Requiem for Apple’s iPod shuffle

“Right after the keynote in which Steve Jobs introduced the iPod shuffle, I went backstage with one question in mind: What makes an iPod an iPod?” Steve Levy recalls for Wired. “By then — January 11, 2005 — I had staked my own claim to iPod expertise, having written a Newsweek cover story about Apple’s transformational music player, and I was writing a book on it.”

“My biggest obsession was the shuffle function,” Levy writes. “And now Apple had introduced something that stripped down the product to the one feature I adored. I was charmed but baffled. Was this thing that looked like a plastic rendering of a Wrigley’s pack of gum — no clickwheel, no screen, no hard disk — really an iPod?”

“‘An iPod is just a great digital music player,’ Jobs told me. ‘It doesn’t have a wheel, it doesn’t have those rectangles and circles. That’s not the issue. The issue is we want to make something great at $99, so that people have a way into the digital music revolution. But it is every bit an iPod — just a different iPod,'” Levy writes. “Those words have extra resonance today, as last week Apple officially ended the iPod era, discontinuing the Shuffle and the Nano… As you’d expect from someone whose iPod book was called The Perfect Thing, I’m sad about all of this, for lots of reasons.”

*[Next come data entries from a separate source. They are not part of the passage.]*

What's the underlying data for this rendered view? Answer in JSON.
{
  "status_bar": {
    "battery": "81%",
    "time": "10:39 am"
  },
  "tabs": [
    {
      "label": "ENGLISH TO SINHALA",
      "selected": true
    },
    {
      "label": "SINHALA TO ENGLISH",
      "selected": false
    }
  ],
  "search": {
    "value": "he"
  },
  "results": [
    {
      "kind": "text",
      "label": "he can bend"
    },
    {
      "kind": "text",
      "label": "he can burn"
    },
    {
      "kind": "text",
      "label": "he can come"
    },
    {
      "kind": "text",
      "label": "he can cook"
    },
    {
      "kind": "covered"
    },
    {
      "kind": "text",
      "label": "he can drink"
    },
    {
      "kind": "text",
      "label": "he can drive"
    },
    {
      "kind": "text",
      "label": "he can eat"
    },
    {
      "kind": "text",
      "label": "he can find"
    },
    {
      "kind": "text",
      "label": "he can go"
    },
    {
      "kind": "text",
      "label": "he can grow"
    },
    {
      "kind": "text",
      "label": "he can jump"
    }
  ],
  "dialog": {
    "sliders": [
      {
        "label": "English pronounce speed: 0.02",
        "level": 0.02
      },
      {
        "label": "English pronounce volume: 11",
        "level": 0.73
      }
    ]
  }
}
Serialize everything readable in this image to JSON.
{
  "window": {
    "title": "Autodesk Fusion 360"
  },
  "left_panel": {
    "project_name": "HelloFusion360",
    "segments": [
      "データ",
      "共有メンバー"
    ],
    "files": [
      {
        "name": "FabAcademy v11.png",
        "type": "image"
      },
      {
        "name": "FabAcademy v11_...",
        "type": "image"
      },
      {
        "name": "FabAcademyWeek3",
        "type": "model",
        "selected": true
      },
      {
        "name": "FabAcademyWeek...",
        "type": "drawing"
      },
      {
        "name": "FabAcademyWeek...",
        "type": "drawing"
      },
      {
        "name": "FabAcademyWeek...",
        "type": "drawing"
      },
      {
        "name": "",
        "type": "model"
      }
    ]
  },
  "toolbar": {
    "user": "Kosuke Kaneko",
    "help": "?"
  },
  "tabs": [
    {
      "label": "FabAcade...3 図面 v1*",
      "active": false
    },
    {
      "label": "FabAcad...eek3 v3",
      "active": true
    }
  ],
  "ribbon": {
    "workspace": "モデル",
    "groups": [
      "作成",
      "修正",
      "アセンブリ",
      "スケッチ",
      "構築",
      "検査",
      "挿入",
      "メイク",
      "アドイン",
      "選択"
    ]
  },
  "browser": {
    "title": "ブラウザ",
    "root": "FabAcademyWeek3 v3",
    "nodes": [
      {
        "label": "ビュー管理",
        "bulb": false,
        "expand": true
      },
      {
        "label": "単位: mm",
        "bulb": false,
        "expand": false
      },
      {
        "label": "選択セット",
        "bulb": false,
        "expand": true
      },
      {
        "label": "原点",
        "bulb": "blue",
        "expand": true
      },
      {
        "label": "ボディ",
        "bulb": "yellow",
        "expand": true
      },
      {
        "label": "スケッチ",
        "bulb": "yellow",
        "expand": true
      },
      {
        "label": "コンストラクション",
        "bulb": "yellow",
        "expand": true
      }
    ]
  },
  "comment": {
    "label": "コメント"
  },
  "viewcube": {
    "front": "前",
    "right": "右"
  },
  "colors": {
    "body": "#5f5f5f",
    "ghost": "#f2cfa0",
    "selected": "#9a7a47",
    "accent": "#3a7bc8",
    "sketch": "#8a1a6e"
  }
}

Read more in the full article – recommendedhere.

MacDailyNews Take: R.I.P., iPod shuffle*! You did your singular job exceedingly well!

*Do not eat iPod shuffle.

SEE ALSO:
Apple discontinues iPod nano and iPod shuffle – July 27, 2017

3 Comments

  1. My half-giger still works flawlessly, and hasn’t lost any of it’s lengedary sound quality. It still retains a charge longer than ANY of my other iPods. Though I love them all, it’s the only one I’m likely to take to the grave with me. Let’s face it, a dead dude’s still gotta have his jams, yo!

    Go Apple!

  2. I have a 1st gen shuffle, 2nd gen shuffle, and 4th gen shuffle (a slick black one that I purchased only last December). I regularly use them all; I just grab one and go out.

    I know how to take apart and fix (swap parts on) the 1st gen model (my favorite shuffle), and I have “spare parts” to keep it going. The 1st gen shuffle has really amazing sound. And it’s the only shuffle that can charge and play at the same time, plus it does NOT need any special USB docking cable to sync with computer.

  3. Apple just took away the $80 workout audio iPod in an attempt to push people into $350 watches and expensive wireless headphones. Absolutely stupid.

    Apple thinks it can replace the Mac with the iCloud and rental music. I am not seeing any advantage in making that leap.